In 2021, Indonesia's total energy supply (TES) comprised 30.3% coal, 28.9% oil, and 14.4% natural gas. Renewable energy sources also added to the mix, with biofuels and waste accounting for 13.8%, wind and solar providing 11.6%, and hydro contributing 0.9%.
Total energy supply (TES) includes all the energy produced in or imported to a country, minus that which is exported or stored. It represents all the energy required to supply end users in the country.
Source: TransitionZero At the same time, IRENA estimates that Indonesia’s energy transition requires around USD 16.2 billion in annual investment. By 2030, replacing fossil fuels with renewables will save between USD 15.6-51.7 billion when accounting for air pollution costs.

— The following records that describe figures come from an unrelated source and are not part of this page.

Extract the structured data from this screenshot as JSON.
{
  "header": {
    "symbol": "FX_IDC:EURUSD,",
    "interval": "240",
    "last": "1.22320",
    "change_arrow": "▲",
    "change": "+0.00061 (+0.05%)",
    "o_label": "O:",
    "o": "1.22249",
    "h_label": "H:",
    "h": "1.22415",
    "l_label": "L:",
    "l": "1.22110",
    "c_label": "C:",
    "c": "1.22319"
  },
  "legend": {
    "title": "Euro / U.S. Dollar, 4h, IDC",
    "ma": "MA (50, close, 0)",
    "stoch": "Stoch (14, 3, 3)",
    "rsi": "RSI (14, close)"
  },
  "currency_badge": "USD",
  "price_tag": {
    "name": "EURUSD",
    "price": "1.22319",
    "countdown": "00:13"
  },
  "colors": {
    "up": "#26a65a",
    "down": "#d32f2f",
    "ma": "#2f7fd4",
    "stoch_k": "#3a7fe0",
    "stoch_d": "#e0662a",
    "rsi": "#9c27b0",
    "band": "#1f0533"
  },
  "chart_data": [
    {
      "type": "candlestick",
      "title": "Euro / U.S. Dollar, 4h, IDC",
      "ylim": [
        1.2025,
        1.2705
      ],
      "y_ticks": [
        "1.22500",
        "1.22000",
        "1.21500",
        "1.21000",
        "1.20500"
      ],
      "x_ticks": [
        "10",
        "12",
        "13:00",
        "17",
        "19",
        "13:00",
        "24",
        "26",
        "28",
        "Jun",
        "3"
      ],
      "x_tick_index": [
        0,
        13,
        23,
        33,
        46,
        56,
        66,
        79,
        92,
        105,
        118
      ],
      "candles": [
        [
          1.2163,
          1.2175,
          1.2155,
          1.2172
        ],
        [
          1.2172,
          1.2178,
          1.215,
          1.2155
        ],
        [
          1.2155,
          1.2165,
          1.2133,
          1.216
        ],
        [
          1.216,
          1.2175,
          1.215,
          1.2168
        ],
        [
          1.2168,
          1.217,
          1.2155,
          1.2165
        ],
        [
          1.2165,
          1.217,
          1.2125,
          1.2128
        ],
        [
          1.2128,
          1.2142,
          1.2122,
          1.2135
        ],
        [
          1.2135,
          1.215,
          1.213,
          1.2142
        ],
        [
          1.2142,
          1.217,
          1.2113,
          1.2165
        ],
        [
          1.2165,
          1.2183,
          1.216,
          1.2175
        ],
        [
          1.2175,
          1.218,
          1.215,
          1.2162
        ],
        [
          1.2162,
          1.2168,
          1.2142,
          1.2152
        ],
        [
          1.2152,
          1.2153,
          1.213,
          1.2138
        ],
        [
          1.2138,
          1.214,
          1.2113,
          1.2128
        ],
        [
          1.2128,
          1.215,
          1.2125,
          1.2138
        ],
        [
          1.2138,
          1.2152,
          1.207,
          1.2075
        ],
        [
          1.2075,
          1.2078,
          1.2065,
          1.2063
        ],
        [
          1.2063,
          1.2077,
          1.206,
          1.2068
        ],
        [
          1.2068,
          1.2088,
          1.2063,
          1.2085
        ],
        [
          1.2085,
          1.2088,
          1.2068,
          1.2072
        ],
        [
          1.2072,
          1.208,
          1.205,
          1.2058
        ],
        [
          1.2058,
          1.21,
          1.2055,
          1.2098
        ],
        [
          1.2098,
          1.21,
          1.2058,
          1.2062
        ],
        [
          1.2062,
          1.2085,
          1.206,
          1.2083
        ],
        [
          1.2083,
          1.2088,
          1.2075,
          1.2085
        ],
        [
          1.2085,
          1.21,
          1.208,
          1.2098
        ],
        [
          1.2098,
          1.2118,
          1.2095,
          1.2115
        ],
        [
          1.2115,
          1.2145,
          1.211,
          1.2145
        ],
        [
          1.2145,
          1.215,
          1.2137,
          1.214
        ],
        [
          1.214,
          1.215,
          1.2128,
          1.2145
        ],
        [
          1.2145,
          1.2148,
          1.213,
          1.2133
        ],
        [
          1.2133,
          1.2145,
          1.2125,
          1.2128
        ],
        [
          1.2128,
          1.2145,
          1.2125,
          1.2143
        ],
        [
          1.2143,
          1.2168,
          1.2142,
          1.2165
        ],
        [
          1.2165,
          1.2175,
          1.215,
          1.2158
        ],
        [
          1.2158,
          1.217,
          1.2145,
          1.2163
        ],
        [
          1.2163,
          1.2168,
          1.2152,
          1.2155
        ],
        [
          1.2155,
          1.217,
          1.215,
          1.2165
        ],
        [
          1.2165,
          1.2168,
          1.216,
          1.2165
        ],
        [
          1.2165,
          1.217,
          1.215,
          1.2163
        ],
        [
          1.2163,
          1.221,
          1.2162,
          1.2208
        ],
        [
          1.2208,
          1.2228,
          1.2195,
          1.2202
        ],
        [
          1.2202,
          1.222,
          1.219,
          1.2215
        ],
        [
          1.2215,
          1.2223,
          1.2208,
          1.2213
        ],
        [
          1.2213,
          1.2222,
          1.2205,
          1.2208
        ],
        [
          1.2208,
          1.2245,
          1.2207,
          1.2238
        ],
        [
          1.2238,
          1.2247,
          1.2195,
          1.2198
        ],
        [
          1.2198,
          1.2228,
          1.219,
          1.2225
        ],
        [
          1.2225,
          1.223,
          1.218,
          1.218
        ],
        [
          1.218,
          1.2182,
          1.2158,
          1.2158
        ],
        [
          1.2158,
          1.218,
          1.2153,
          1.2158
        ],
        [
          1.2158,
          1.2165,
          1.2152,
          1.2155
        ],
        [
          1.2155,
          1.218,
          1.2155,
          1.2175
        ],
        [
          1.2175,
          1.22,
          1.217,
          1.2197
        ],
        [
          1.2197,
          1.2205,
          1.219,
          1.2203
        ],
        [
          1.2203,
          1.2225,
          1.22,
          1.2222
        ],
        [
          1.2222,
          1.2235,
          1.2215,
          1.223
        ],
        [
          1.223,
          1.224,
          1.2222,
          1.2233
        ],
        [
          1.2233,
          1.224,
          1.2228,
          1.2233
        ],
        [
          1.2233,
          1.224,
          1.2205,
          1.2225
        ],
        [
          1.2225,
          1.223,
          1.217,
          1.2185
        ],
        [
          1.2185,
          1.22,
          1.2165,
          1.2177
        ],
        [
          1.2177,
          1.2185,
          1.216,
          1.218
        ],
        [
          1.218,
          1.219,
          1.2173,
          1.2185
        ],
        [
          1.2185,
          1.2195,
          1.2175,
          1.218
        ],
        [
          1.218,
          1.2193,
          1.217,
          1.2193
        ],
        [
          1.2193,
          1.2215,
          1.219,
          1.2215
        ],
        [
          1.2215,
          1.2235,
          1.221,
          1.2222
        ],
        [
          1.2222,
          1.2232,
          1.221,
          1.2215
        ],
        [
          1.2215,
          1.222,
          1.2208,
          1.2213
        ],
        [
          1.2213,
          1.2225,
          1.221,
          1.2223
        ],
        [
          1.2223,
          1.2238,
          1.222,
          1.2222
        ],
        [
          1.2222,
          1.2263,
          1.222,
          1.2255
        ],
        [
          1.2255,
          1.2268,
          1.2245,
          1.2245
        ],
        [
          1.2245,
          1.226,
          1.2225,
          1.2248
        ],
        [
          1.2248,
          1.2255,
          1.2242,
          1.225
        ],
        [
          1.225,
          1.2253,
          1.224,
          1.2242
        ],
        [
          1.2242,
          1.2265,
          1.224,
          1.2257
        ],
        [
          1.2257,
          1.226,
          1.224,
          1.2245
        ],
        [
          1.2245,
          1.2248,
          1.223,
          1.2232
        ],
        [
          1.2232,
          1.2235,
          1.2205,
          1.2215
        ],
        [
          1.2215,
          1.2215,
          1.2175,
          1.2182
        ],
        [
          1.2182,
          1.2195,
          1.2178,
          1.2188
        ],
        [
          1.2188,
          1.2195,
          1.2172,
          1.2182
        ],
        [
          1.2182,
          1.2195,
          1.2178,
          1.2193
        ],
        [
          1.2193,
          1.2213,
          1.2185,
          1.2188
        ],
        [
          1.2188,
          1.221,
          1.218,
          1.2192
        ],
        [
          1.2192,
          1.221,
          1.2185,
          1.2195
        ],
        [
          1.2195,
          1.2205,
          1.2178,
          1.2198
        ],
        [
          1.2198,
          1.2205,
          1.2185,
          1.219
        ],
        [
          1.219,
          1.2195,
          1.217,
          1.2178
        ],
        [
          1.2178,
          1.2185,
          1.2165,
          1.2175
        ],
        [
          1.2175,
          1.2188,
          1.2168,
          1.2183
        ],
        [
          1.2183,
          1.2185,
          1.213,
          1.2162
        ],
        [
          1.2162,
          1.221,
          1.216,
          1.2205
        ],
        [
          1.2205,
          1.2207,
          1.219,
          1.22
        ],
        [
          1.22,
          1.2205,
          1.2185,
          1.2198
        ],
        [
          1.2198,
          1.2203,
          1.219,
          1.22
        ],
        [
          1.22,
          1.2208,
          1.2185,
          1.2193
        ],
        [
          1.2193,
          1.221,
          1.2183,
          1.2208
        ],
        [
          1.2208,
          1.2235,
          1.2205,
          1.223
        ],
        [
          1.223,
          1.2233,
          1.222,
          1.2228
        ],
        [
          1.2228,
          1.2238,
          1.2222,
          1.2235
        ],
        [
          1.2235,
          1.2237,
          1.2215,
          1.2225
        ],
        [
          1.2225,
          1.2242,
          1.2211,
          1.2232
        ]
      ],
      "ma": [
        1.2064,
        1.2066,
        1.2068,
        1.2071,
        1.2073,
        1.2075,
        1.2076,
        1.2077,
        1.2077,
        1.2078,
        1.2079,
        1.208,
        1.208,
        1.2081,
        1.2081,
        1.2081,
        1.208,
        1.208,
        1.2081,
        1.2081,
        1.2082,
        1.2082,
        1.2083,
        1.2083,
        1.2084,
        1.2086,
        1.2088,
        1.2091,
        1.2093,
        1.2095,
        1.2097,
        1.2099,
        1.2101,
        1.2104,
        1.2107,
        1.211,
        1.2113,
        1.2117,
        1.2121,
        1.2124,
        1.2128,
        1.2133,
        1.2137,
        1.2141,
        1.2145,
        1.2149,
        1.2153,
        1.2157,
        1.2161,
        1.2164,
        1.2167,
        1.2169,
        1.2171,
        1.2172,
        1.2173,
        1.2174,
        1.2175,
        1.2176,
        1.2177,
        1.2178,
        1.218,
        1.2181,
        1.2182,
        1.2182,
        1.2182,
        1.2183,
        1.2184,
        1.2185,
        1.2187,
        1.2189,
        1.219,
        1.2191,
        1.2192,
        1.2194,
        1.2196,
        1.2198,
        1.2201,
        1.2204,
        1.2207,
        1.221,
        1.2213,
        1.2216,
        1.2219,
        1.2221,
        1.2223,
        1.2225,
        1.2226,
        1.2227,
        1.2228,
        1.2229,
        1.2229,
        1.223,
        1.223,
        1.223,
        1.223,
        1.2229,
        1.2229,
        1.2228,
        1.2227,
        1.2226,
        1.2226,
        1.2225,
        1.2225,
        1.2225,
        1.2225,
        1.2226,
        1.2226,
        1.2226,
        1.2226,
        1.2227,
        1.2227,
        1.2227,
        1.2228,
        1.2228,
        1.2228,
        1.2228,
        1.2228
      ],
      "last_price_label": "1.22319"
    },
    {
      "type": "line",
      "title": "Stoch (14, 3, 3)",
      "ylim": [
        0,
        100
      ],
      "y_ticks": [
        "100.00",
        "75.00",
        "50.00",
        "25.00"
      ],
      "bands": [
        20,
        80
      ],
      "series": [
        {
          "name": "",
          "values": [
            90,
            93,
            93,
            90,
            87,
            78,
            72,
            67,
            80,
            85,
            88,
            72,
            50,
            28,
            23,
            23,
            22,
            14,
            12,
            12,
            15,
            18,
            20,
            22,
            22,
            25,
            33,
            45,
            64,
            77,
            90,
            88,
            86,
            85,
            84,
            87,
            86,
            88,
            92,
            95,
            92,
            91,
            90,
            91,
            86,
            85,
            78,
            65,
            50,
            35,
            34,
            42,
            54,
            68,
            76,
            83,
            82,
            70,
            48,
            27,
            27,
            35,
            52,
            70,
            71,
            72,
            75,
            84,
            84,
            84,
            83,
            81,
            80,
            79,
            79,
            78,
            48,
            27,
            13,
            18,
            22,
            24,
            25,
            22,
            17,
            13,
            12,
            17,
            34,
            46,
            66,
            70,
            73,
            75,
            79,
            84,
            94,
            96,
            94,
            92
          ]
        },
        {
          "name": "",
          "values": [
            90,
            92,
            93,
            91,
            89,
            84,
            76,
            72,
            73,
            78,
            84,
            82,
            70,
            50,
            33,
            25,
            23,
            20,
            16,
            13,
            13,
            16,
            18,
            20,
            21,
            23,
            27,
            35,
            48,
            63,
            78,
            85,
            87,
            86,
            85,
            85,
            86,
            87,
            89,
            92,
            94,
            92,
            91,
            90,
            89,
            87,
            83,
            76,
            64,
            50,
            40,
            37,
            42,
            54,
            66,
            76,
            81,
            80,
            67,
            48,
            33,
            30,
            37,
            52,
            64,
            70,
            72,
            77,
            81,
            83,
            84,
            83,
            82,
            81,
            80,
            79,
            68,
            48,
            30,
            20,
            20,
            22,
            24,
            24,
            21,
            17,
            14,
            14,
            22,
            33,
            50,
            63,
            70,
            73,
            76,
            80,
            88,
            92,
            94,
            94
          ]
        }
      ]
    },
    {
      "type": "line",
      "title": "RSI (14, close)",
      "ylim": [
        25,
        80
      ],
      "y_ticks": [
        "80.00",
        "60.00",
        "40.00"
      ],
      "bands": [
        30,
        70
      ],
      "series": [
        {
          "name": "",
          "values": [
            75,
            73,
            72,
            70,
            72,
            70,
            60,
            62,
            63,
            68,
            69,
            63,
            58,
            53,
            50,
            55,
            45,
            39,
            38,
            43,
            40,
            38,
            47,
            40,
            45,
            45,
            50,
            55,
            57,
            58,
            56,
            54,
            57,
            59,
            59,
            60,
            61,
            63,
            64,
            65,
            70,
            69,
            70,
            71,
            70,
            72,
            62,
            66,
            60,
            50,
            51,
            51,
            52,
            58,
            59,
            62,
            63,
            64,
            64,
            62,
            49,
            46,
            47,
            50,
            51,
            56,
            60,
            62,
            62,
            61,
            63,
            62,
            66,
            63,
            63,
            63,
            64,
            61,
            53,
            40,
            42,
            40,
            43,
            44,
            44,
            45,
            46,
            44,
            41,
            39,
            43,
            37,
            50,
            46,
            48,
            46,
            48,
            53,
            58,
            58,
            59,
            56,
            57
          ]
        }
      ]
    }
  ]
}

The USD 20-billion Just Energy Transition Partnership, announced in November 2022, is the developed world’s way of acknowledging Indonesia’s energy transition challenges. The financing mechanism aims to support the country’s economy in transitioning from a fossil fuel-intensive energy system to a sustainable one.
Projects, like increased coal and gas capacity and expensive, untested technologies, should remain on paper, while solar and wind must become the priority. The very individual circumstances make Indonesia’s energy transition more challenging than the rest of its Southeast Asian peers.